カリブ海に浮かぶウティラ島

中米のホンジュラスという国にウティラ島という島があります。ホンジュラスは太平洋と大西洋の両方に面していますが、この島は大西洋側(カリブ海側)にある小さな島。首都テグシガルパからバスで6時間の港町、ラ・セイバから、フェリーでわずか1時間の船旅で行け、旅行者の間では気軽にダイビングのライセンスが取れる場所として知られています。私は島自体の印象はさほどないのですが、数年前、この島に行った帰りに遭遇した事件がとても印象に残っています。

中米のホンジュラスの短い船旅で、意外な事件に遭遇 中米のホンジュラスの短い船旅で、意外な事件に遭遇

船が急停止。その訳は?

ウティラ島と本土のラ・セイバを結ぶフェリーは、午前と午後の1日2便。私は朝の便に乗り、フェリーは順調に海を進んでいました。島が見えなくなったころなので、ちょうど中間地点ぐらいでしょうか。
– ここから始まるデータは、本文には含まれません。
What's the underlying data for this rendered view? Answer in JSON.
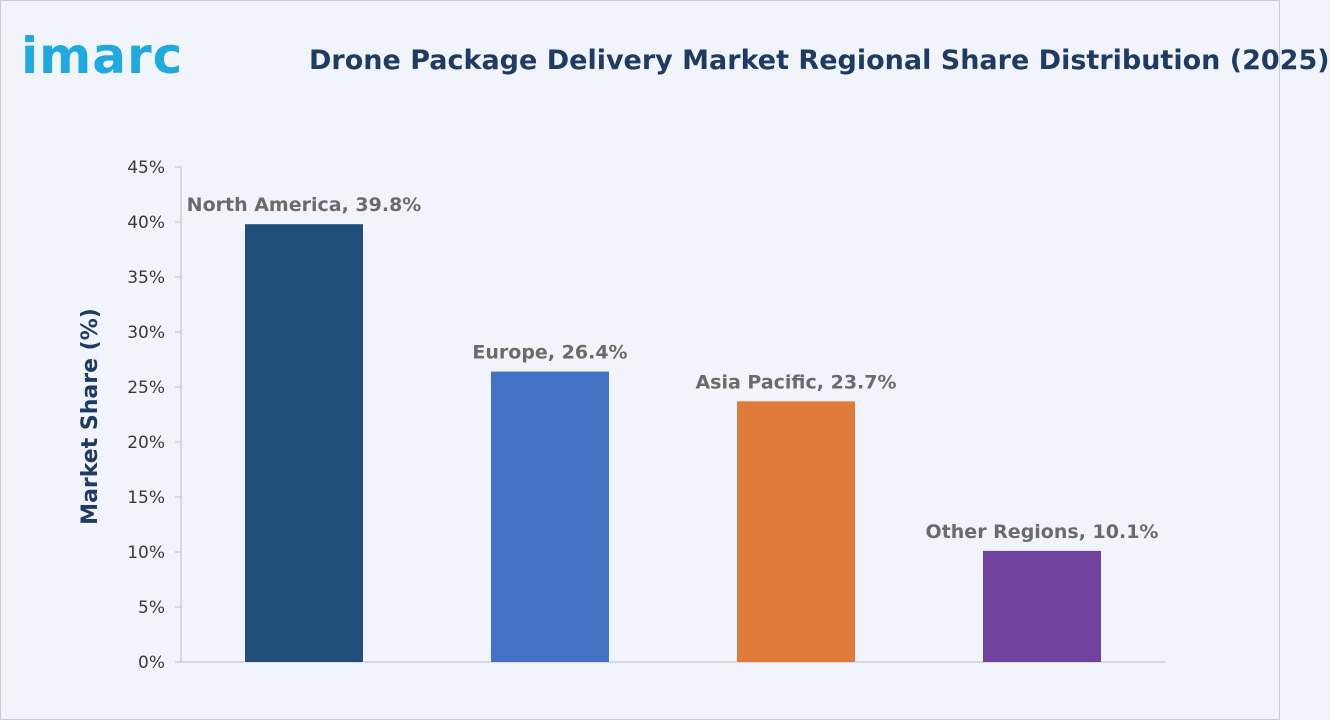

中でくつろいでいた私ですが、船が急に減速して止まりました。乗客たちがあわただしく甲板のほうへ行きます。「何かあったのかな」とその後についてデッキに出てみると、みな片方の船べりに寄って何か見ています。私も後ろからのぞいてみました。すると、長さ10メートルぐらいの小船が、半分以上沈みかけて浮かんでいたのです。

あの船の乗員はどこへ?

何らかの理由で、沈没しかかっているのでしょう。小船にはひと気がありませんでした。この船がどのくらい漂流していたのか、また人が救助されたのかもわかりません。フェリーは止まって様子を見ているようでしたが、やがてまた動き出しました。それから10分ほどしてからでしょうか。またフェリーが止まりました。乗客たちはまたデッキへ向かいます。波間に救命胴衣を付けて浮かんでいる人がいました。あの船の乗員のようです。偶然、見つかったのでしょう。その人は救助され、甲板に引き上げられましたが、かなり疲れきっているようでそのまま座り込んでしまいました。そしてフェリーは再出発したのですが、減速したままのスピードです。乗客も、みなデッキから海面を見ています。これは?

こんなハプニングも旅ならでは

他の乗客に聞いて、事態が飲み込めました。実はもうひとり、漂流している人がいるというのです。船に乗っていた乗客、ほぼ全員が甲板に登り、全員で目を皿のようにして、そのひとりを探します。しかし船で海に出た事がある人にはわかると思いますが、海面に人の頭ぐらいが出ていたとしても、白い波頭が立てばその後ろに隠れてしまいますし、波の影に見えてしまうかもしれません。私もしばらく一緒になって探しましたが、「これは砂場で落とした針を探すようなものだ」と思いました。フェリーは周辺をぐるぐると40分ほど回りました。もう無理じゃないかなと思った瞬間、甲板のどこかで声が上がりました。フェリーが向きを変え、そちらに向かいます。とうとう「落とした針」を見つけたのです。乗客みんなの顔に、喜びの表情が見えました。まるで映画の一場面のようなできごとでした。こんな船旅になるのも、旅ならではのことでしょう。